Gelation under stress: impact of shear flow on the formation and mechanical properties of methylcellulose hydrogels

• Published in: Soft matter Vol. 18; no. 7; pp. 1554 - 1565
• Main Authors: Nelson, Arif Z, Wang, Yilin, Wang, Yushi, Margotta, Anthony S, Sammler, Robert L, Izmitli, Aslin, Katz, Joshua S, Curtis-Fisk, Jaime, Li, Yongfu, Ewoldt, Randy H
• Format: Journal Article
• Language: English
• Published: England Royal Society of Chemistry 16.02.2022
• Subjects: Gelation; Gravity; High temperature; Hydrogels; Mechanical properties; Methylcellulose; Modulus of elasticity; Polymers; Rheological properties; Rheology; Shear flow; Temperature
• ISSN: 1744-683X; 1744-6848
• DOI: 10.1039/d1sm01711j

We demonstrate that small unidirectional applied-stresses during temperature-induced gelation dramatically change the gel temperature and the resulting mechanical properties and structure of aqueous methylcellulose (MC), a material that forms a brittle gel with a fibrillar microstructure at elevated temperatures.

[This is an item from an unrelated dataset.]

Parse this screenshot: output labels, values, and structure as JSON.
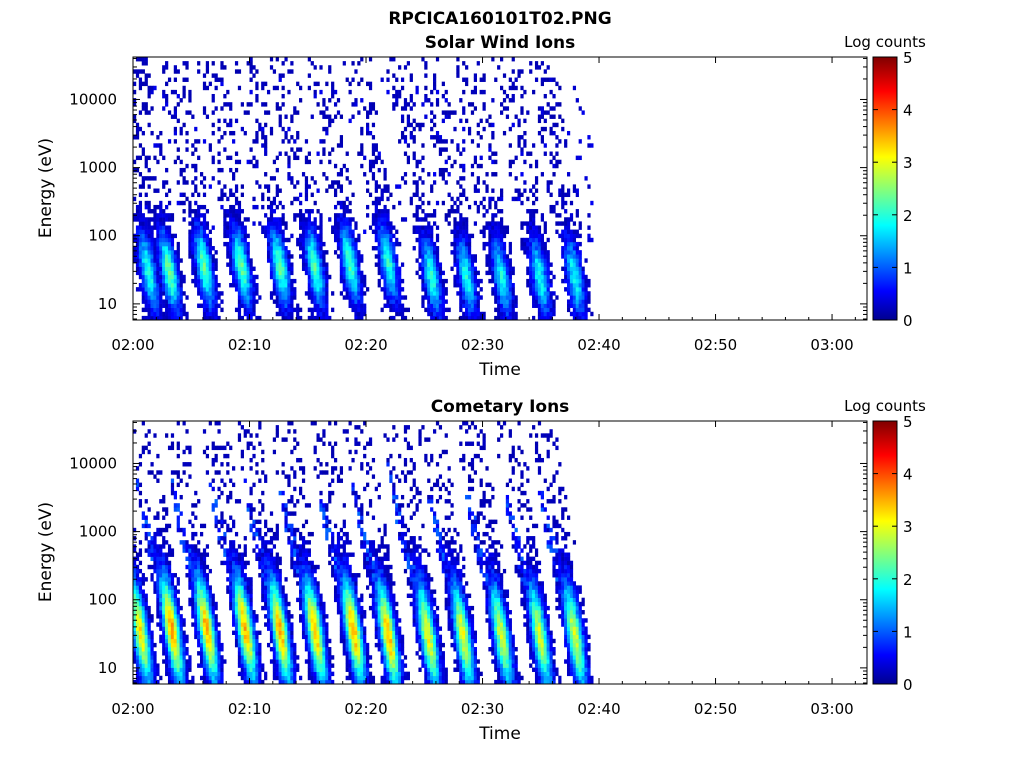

Applied stress makes gelation more difficult, evidenced by an increased gelation temperature, and weakens mechanical properties of the hot gel, evidenced by a decreased elastic modulus and decreased apparent failure stress. In extreme cases, formation of a fully percolated polymer network is inhibited and a soft granular yield-stress fluid is formed. We quantify the effects of the applied stress using a filament-based mechanical model to relate the measured properties to the structural features of the fibril network. The dramatic changes in the gel temperature and hot gel properties give more design freedom to processing-dependent rheology, but could be detrimental to coating applications where gravitational stress during gelation is unavoidable. Small stresses (<1 Pa) can dramatically disrupt the gelation of aqueous methylcellulose, causing the gel temperature to shift and a softer viscoelastic gel to form. A filament network model relates the measured properties to microstructural features.